To this new collection, Piacentino’s contribution is a poised reconsideration of the books and sketches of Henry Junius Nott (1798–1837) a figure who in a short life made “modest but essential contributions to shaping the outlines of what would become the humor of the Old South” (p. 38), in part by adapting here and there from the likes of Washington Irving, and by imparting local flavor to tropes that would turn up again in Mark Twain. Ambitious essays by others in this book include “Hysterical Power: Frontier Humor and Genres of Cultural Conquest,” by Jennifer Hughes; Kathryn McKee’s overview of the brief, intense career of Katherine Sherwood Bonner; and Tracy Wuster’s complex engagement with Mark Twain’s “A True Story” from 1874. Offering a case that laughter in the Old South was broadly construed as, “for better or worse, a radical utterance” (p. 44), and that “humor and its promotion . . . became a forum for subtle consideration of antebellum anxieties over citizenship and human rights through overt examination of who had the right to laugh” (p. 45), Hughes provides insights into the cultural work of comic discourse in that realm and era.

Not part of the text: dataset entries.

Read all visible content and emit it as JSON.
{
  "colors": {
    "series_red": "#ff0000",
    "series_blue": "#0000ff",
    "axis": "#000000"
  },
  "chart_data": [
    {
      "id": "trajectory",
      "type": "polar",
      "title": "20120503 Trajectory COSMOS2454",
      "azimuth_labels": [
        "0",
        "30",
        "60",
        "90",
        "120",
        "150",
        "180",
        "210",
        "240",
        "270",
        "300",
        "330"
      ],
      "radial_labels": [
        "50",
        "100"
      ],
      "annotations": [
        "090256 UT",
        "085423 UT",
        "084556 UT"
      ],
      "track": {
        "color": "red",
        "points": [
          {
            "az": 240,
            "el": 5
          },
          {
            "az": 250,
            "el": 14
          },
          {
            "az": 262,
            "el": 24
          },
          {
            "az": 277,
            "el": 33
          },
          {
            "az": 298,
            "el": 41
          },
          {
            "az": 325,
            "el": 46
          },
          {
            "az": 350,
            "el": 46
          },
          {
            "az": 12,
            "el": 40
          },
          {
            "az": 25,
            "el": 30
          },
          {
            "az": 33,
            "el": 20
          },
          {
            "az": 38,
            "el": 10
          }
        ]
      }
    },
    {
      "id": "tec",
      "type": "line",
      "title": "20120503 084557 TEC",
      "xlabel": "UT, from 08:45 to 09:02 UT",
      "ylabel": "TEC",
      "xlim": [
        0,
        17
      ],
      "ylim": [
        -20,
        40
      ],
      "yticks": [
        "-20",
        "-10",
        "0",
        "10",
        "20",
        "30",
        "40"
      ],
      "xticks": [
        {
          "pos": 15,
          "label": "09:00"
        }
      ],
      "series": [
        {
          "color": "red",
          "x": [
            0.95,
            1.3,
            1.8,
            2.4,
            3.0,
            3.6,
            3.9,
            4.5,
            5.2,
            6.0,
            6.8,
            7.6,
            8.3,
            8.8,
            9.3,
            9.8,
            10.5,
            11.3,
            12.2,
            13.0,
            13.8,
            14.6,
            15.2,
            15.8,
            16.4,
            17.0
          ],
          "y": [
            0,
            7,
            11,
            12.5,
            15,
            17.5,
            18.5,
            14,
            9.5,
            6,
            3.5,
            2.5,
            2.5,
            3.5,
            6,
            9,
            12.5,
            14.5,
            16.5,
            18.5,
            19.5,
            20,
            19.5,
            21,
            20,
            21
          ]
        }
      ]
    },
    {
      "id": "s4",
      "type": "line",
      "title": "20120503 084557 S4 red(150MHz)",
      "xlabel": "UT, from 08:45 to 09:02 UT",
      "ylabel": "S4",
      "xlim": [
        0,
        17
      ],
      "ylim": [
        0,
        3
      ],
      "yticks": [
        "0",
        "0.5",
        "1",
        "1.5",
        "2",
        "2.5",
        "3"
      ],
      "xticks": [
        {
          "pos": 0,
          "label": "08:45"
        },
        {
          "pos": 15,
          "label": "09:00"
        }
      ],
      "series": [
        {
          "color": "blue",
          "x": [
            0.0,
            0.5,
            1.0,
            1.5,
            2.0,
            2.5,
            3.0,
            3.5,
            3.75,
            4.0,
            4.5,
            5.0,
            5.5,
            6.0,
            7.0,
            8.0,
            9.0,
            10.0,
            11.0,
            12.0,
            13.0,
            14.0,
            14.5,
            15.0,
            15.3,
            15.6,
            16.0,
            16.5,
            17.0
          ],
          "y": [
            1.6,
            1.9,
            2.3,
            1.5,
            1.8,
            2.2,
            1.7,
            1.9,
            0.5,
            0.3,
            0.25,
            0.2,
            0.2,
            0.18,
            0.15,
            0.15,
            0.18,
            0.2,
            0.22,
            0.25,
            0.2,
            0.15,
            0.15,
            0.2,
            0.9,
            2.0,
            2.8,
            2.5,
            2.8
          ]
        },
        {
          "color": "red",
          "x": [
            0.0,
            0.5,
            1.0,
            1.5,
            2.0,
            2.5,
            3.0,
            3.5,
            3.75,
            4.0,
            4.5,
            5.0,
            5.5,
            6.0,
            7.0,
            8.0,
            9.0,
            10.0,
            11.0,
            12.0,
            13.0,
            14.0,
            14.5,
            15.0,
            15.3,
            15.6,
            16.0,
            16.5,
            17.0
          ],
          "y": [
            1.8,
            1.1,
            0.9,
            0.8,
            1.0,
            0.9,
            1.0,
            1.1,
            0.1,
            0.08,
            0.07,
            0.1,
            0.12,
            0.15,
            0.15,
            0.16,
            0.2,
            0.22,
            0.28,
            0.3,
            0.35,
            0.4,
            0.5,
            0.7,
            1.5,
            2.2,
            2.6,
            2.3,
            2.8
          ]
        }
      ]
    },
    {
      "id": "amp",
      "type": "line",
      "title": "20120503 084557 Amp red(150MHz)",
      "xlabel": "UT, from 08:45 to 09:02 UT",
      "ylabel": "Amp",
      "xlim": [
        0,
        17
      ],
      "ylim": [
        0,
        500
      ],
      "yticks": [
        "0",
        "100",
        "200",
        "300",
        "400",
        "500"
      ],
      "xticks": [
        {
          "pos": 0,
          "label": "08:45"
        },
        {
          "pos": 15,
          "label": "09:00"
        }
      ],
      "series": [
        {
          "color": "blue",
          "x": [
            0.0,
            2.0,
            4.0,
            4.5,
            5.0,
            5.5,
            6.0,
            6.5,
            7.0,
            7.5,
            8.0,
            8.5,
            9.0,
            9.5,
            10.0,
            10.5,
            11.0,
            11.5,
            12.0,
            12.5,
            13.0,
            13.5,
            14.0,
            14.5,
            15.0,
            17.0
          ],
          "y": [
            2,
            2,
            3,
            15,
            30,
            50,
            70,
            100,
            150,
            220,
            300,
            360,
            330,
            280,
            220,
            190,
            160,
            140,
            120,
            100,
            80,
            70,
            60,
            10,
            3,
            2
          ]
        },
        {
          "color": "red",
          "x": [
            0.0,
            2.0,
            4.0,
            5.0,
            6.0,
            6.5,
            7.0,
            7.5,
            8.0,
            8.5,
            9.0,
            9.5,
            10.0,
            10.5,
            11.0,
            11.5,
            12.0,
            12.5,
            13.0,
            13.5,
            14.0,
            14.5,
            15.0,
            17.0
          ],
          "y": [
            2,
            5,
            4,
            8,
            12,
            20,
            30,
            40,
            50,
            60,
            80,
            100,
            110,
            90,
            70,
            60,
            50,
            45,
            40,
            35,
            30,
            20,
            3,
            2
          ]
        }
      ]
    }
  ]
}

Bonner (1849–83), a talented postwar writer originally from Mississippi who died in Boston at the age of thirty-four, is recovered as thematically complex, subversive of white-male authority and “the coordinates of antebellum southwestern humor, postbellum regional writing, and imprecisely articulated expectations for writing by women” (p. 125).

Taking on Mark Twain at some point may be a necessary and perilous obligation in a volume of this sort; Tracy Wuster’s reading of “A True Story,” the famous Aunt Rachel monologue about losing her [End Page 510] son and finding him again amid the chaos of the Civil War, handles the task with style. Wuster opens with a recognition that scholarly talk about Mark Twain’s work as a “culmination” of the Southwest humor tradition has evasions in it—culmination as consummation, or as conclusion, or all of the above. Wuster presents “A True Story” as an omega point quite different and more interesting: a reversal or outright overthrow of longstanding conventions and expectations. As the narrative unfolds, and as Aunt Rachel gains momentum and confidence in telling her story in her own voice, Mark Twain as a frame-tale narrator is nudged aside, with an African American ex-slave achieving dominion, for that moment at least, over “southern literary traditions—including key aspects of southern frontier humor—to address central issues about race, gender, and representation” (p. 151). Because the point is well sustained, one comes away with heightened respect for what Mark Twain accomplished, and also for the chances that he took, less than a decade after the end of the conflict. All in all, this is a collection of essays with useful insights, strongly grounded, and very well written.

Bruce Michelson

BRUCE MICHELSON, president of the American Humor Studies Association, is a professor of English at the University of Illinois and the 2014 Fulbright Professor of American Studies at the University of Antwerp.